When you have close contact with it for the first time, be careful to be "shocked" by it. Perhaps only by experiencing it yourself can you appreciate the mystery. This kind of barbecue is definitely a big challenge for young people who have just entered the "barbecue world".
Fresh and plump green silkworms are a rare delicacy for old diners. The essence of roasted green silkworms is its silkworm skin. Live green silkworms must be used for roasted green silkworms. First, the green silkworms are cooked All the internal organs of the silkworm are squeezed out, leaving only the silkworm skin. Then the silkworm skin is skewered with a skewer and grilled over a fire.
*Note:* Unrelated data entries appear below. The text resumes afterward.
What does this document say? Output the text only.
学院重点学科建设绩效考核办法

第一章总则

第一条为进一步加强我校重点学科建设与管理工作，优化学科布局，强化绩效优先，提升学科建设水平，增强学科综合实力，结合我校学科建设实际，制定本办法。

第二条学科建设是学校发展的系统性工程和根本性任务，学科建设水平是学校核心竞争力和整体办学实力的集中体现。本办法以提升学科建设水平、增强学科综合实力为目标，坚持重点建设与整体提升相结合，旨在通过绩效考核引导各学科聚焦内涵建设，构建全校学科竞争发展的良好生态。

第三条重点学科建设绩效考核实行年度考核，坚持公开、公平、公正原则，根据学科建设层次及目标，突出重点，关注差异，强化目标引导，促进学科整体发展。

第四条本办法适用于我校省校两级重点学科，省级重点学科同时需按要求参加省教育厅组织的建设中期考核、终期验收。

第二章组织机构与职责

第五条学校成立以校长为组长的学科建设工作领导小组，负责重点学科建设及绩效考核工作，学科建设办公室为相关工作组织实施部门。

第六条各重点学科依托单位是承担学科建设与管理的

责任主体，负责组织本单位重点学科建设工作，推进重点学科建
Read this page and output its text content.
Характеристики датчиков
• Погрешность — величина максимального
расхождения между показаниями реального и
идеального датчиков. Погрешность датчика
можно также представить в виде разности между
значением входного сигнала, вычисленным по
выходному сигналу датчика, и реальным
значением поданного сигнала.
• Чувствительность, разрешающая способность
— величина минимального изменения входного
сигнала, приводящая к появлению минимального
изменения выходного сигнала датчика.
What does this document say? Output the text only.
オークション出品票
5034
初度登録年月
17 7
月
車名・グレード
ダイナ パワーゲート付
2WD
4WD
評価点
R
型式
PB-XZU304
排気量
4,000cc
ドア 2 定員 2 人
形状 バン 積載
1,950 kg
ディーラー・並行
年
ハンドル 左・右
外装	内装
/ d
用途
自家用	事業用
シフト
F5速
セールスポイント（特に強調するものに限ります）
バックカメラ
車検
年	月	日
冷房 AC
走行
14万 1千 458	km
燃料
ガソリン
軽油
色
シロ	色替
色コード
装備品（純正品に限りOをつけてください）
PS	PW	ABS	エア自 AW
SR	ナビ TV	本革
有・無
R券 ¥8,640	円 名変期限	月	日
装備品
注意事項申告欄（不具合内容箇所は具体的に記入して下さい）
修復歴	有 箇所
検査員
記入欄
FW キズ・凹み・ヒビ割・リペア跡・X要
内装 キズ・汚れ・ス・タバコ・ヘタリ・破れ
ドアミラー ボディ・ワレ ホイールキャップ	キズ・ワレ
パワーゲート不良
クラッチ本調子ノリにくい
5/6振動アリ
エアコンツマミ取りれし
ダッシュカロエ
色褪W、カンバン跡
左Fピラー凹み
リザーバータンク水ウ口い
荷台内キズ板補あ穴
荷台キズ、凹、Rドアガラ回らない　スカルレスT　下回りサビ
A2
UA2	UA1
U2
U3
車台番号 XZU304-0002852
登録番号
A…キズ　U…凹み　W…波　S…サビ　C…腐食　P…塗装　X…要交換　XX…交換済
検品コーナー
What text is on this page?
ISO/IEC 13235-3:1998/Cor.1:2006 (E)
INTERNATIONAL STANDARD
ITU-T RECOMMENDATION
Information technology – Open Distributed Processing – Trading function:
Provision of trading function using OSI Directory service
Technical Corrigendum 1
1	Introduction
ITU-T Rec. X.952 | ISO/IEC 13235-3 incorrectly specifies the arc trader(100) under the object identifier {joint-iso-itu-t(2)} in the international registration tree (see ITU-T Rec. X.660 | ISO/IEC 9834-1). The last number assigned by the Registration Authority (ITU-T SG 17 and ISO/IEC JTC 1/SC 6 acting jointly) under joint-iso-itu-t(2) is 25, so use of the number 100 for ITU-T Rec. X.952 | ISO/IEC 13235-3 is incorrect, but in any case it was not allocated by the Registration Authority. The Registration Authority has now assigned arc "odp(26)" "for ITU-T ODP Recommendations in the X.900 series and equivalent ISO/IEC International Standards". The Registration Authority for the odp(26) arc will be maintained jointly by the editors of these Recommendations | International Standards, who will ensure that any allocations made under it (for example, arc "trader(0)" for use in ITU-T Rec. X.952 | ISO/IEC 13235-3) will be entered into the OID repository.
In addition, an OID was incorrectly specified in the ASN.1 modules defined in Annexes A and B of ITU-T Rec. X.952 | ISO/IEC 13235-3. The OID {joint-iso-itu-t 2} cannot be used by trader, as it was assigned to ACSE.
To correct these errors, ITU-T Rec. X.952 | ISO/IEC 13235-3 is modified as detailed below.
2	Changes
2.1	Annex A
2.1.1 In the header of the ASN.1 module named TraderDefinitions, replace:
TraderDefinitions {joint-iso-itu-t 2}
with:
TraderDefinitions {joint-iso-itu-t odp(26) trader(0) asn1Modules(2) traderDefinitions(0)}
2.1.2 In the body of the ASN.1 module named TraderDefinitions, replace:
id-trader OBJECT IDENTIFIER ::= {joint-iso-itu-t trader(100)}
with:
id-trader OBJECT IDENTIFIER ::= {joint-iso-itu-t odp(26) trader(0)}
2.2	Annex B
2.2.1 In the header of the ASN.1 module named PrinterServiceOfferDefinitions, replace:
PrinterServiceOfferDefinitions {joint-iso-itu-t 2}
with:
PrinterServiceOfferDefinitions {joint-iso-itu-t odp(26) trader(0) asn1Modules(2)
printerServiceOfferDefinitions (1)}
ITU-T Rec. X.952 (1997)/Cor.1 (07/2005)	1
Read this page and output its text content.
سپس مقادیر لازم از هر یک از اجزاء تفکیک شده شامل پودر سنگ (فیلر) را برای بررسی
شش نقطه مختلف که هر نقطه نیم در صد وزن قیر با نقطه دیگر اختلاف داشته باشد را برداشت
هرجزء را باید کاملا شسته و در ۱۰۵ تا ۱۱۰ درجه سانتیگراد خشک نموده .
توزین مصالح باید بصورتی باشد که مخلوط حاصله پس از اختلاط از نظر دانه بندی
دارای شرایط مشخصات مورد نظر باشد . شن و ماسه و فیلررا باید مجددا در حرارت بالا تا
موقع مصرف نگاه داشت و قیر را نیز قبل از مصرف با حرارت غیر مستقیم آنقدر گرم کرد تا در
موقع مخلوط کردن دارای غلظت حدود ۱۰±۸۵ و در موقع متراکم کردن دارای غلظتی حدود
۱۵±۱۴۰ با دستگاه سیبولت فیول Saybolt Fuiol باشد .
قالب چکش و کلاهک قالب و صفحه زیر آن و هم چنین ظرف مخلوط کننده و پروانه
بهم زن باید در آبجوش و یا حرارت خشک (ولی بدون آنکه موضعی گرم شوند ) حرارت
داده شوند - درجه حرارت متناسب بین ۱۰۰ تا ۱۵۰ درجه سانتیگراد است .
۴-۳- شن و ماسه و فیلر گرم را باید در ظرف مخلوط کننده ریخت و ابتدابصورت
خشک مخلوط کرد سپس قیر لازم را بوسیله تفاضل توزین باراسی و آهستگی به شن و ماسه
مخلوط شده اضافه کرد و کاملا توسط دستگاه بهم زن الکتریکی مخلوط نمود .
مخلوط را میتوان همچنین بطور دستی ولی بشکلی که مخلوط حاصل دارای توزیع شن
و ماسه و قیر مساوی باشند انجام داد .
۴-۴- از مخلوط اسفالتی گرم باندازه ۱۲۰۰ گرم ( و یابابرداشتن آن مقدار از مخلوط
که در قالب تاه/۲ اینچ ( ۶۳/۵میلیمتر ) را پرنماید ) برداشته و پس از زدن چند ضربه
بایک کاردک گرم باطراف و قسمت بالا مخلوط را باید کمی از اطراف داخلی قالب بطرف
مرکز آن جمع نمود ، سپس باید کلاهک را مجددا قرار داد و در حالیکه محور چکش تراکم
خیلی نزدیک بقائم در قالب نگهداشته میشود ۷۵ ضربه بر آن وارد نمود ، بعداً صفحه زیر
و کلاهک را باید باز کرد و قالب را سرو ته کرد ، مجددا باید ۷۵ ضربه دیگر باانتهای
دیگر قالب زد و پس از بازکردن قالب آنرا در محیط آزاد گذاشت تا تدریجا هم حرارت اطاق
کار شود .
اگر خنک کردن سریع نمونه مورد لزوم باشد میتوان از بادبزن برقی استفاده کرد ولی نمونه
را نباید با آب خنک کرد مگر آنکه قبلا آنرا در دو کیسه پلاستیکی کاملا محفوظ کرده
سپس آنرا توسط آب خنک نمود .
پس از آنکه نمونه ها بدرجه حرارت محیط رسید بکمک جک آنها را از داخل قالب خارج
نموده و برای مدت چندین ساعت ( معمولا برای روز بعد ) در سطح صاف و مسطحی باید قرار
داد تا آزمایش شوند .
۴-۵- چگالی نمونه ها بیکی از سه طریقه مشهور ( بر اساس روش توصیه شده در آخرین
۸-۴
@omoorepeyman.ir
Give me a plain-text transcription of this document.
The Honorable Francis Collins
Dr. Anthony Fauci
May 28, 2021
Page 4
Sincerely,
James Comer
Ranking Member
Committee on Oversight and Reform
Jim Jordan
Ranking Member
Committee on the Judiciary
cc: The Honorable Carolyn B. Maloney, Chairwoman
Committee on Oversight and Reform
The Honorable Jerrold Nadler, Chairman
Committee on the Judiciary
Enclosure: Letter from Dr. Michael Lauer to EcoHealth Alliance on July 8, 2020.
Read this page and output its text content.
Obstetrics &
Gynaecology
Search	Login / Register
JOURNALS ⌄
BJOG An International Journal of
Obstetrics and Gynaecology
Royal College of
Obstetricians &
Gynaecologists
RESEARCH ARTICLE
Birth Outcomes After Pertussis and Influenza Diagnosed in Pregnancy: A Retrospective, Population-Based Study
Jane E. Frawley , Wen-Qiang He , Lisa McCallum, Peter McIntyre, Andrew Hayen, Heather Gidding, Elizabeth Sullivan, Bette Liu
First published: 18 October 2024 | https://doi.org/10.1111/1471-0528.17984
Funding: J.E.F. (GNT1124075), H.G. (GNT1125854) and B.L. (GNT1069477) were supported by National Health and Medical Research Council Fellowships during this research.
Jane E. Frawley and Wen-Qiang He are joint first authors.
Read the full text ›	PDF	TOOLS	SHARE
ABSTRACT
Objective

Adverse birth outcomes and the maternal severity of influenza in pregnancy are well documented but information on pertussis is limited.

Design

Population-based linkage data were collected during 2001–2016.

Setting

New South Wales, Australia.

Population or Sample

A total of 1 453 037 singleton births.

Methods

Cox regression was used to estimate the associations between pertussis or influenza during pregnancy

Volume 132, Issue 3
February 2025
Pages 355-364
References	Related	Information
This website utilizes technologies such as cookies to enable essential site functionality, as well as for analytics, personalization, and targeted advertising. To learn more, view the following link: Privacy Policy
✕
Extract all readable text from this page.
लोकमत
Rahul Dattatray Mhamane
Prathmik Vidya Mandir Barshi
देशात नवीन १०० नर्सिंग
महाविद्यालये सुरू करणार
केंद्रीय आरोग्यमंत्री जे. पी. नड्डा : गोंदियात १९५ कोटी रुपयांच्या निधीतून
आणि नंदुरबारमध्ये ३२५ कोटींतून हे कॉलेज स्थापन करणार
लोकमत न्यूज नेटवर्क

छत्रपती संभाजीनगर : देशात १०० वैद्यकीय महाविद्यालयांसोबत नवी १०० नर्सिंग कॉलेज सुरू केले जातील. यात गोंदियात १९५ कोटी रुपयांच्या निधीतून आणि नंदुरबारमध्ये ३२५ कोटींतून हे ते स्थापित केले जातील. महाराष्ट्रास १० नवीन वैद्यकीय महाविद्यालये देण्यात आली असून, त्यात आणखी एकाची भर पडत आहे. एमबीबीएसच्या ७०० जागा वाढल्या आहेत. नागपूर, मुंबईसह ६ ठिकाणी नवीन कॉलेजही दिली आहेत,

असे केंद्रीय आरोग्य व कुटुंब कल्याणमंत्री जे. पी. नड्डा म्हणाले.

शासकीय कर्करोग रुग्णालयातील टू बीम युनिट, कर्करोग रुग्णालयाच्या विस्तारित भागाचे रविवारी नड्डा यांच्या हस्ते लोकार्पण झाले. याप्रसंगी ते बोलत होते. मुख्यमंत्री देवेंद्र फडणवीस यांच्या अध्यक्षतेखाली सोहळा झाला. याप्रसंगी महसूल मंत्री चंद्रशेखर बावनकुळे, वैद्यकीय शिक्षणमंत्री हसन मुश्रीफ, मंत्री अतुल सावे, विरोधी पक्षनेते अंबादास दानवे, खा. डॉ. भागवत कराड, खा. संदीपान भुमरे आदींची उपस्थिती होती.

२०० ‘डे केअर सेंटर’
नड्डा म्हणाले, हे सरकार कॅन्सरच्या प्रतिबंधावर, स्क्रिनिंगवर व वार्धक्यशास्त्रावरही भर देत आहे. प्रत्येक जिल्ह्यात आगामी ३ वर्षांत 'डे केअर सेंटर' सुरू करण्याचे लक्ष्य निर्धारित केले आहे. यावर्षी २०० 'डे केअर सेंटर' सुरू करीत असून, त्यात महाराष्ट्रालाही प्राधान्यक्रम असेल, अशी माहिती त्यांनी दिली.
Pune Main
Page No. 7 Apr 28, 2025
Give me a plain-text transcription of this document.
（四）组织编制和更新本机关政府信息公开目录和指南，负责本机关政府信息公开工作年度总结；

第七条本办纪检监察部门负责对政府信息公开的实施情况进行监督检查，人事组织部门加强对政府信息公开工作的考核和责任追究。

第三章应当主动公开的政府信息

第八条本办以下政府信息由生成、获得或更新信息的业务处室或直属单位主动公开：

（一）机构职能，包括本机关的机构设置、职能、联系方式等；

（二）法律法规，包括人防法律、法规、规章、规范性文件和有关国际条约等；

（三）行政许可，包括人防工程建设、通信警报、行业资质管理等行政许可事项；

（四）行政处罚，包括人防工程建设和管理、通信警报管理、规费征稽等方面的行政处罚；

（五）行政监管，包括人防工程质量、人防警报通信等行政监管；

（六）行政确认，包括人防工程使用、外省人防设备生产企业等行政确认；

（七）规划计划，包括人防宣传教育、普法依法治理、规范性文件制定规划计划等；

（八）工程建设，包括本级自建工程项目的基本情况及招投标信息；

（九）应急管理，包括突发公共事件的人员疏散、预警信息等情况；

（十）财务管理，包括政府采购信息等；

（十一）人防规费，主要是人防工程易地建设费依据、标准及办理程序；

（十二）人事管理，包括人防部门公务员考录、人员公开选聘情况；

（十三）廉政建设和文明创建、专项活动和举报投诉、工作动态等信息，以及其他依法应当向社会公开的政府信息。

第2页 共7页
When the firepower penetrates and the water dissipates, it finally presents a fresh and crispy texture that makes people call it "fragrant".
Roasted silkworm chrysalises are the soul of Northeastern barbecue stalls. They must be grilled with fresh silkworm chrysalises. When the silkworm chrysalis is twisting, use a skewer to directly skewer it. It will be crispy on the outside and tender on the inside. The juice pops out, and you have a fragrant, crispy and memorable taste that cannot be replaced by any other barbecue.
Roasted moths are highly seasonal and are only available in spring and autumn. Roasting moths is more brutal than roasting silkworm chrysalises. Pull off their wings and thread them into strings. First, use high heat to make the outer skin crispy. After being cooked over slow fire, the inside is crispy on the outside and tender on the inside. It has a unique burnt aroma. It is absolutely difficult for those who are not real old diners to accept such "deliciousness".
There are so many types of barbecue that it can be compiled into an encyclopedia, but not all barbecues allow everyone to "eat freely". For example, I only dare to eat some of the five types of barbecue above. I would never eat roasted brains and other foods. Even if it tastes good, I can't accept it psychologically.